For many of the 99 days of evidence that followed the doors to the court were shut in order to protect the closely guarded identities of the SAS witnesses.
A videolink, instead, beamed out images of the multimillion-dollar legal teams, Justice Anthony Besanko or the silver coat of arms on the courtroom wall as soldiers audibly described prisoners shot dead in dusty compounds.
They told the court Afghans were killed as part of exhibition executions or macabre bonding rituals known as “blooding”.
Others denied the claims, saying medal envy over Mr Roberts-Smith’s Victoria Cross had birthed a jealous conspiracy in the broken squadron.
But the closed-circuit of the case broke in May when one witness, who had testified for Mr Roberts-Smith, was arrested by the AFP hours before he was to leave the country.
The witness was returning to his room in the Pitt Street Marriott hotel, after drinking with Mr Roberts-Smith, when the AFP confronted him with a warrant for his phone, a bail court would hear.
The former SAS soldier, whose name and even pseudonym are suppressed, allegedly resisted police after they stopped him trying to leave the hotel, police claim.
He spent the night in custody and is not charged with any war crime offences.
The soldier’s arrest was a very rare reminder that investigators outside the court were paying close attention to the civil lawsuit.
The progress of the criminal and institutional shifts appears to have been deliberately obscured from the public as focus remains on the trial.
It was reported, earlier this year, that successive Coalition Defence Ministers had been given six reports detailing how the ADF was undergoing cultural change in the wake of Brereton.
The ministers, most recently Peter Dutton, had reportedly chosen not to release the updates publicly.
Meanwhile the OSI revealed in February this year that they had written to the International Criminal Court in The Hague.
The ICC prosecutes war crimes only when a nation has shown it is unable or unwilling to handle such cases on its own.

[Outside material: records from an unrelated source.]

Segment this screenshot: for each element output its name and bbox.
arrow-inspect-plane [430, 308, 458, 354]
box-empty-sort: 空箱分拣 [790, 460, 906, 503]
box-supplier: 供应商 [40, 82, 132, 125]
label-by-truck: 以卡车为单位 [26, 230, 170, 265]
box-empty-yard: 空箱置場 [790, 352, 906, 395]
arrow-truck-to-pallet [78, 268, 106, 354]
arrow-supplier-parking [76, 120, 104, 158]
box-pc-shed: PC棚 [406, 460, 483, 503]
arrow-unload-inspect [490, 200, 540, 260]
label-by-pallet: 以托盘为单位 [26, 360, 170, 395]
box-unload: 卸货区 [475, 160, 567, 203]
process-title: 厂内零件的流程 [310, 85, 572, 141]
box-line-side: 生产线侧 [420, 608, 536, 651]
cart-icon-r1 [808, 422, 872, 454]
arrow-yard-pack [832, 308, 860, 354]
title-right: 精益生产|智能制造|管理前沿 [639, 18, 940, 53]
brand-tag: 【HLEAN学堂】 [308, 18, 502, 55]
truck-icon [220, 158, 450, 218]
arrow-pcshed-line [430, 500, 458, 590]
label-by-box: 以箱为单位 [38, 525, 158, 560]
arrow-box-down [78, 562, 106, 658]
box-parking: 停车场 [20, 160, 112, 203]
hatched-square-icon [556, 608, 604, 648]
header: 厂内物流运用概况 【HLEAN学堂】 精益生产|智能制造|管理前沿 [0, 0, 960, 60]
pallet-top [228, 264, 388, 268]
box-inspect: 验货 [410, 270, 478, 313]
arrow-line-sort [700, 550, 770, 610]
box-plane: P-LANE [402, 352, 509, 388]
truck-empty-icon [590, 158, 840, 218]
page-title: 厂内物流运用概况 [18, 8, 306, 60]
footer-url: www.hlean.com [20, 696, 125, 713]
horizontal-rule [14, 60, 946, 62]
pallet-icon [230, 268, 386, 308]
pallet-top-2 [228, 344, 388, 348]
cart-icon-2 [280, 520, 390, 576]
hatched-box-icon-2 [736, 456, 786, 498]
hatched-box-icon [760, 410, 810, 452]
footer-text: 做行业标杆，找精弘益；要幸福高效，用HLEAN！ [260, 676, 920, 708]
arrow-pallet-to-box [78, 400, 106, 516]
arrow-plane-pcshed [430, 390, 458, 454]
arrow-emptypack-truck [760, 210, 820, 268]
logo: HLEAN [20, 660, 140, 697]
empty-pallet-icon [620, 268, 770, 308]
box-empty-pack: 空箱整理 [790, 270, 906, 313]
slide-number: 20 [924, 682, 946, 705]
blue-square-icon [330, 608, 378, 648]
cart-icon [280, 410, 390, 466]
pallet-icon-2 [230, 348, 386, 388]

The OSI’s Director General, in a June 2021 letter, assured prosecutors at the ICC that the OSI would exist as long as it needed to fulfil its functions.
“The establishment and work of the OSI demonstrates Australia’s resolve to thoroughly and independently investigate and, where appropriate, prosecute the allegations of criminal offences in Afghanistan from 2005 to 2016 by members of the ADF” the letter reads.
The same day the OSI wrote to The Hague Mr Roberts-Smith was facing cross examination by Nine’s barrister – denying an allegation he kicked a Person Under Confinement off a cliff in a war crime murder.
“That’s the piece of terrain off which you kicked a PUC, isn’t it?” Nine’s barrister asked.
“No, it’s not,” Mr Roberts-Smith shot back.
Mr Roberts-Smith launched legal action against Nine newspapers in mid-2018 saying they falsely claimed he was involved in war crime murders in Afghanistan while serving with the Special Air Service.
He has never been charged with war crimes or any other wrongdoing.
By the time Mr Roberts-Smith filed his lawsuit, he was one of many SAS soldiers who had given evidence before a secretive inquiry run by the Inspector General of the Australian Defence Force.